Using these relatively light cultivation options the Jensens were able to leave out three fallow herbicide applications from their spraying program, saving $84 thousand in chemicals. The following year Darren used the disc chain again across about 40 percent of the farm, again targeting fleabane and feathertop Rhodes grass.
This concerted effort has restored about 85 ha of land that had become too weedy for cropping and lifted profits.

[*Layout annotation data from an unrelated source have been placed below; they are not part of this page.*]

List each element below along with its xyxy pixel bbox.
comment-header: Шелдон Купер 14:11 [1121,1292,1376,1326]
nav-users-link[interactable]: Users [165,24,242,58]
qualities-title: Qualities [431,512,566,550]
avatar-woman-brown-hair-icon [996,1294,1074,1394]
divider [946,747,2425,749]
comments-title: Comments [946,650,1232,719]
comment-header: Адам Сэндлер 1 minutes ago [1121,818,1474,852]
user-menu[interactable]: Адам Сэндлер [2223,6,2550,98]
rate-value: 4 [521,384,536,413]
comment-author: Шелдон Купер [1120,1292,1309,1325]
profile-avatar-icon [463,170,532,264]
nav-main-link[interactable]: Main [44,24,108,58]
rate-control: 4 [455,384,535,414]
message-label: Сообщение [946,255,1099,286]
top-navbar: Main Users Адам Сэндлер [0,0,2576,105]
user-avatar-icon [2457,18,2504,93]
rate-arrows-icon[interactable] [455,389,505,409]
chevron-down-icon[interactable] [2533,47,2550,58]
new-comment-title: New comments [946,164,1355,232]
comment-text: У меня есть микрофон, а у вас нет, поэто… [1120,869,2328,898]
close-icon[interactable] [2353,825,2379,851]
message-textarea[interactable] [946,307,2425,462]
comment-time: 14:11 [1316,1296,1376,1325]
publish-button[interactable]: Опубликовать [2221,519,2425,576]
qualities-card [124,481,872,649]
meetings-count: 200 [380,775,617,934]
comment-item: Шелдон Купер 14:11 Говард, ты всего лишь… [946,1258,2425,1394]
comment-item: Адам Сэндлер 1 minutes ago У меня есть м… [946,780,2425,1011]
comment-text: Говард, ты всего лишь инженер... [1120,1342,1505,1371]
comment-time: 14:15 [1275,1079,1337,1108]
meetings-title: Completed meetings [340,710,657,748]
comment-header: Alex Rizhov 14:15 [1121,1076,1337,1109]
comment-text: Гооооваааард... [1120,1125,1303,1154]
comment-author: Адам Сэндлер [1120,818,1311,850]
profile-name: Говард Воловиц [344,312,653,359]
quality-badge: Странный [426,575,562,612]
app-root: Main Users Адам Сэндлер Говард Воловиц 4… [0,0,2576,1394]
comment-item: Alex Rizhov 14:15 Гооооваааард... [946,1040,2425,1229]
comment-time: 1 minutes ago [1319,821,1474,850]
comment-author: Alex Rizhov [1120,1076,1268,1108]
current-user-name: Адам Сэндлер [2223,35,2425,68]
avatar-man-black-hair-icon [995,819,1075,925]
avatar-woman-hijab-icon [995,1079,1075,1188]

Having used cultivation to drive down weed numbers in a fairly intensive way Darren expects that they will cultivate much smaller areas each year in the future.
Cultivation is best suited to weed species with seed that does not remain viable when buried, as subsequent cultivation may cause a re-infestation of some weeds such as wild turnip (Rapistrum rugosum).
In terms of managing herbicide-resistant weeds, or weeds that are inherently hard to kill with herbicide, the infrequent use of cultivation can be considered as a viable option in Australia’s northern farming systems. The main consideration is to conduct the tillage operation for maximum benefit without sacrificing a planting opportunity and at a moisture content that preserves soil structure.
Like herbicides, cultivation should not be seen as the only or best way to control weeds in a no-till farming system. The greatest lesson learned from the over-reliance on herbicides has been that farming systems must use a diverse array of tactics to manage weeds. Sustainable farming relies on maintaining low weed numbers through the prevention of seed set and the removal of individual weeds that evade each control measure.
These findings are described in the article entitled Strategic tillage in conservation agricultural systems of north-eastern Australia: why, where, when and how? published in the journal Environmental Science and Pollution Research International. This work was led by Yash Dang from The University of Queensland.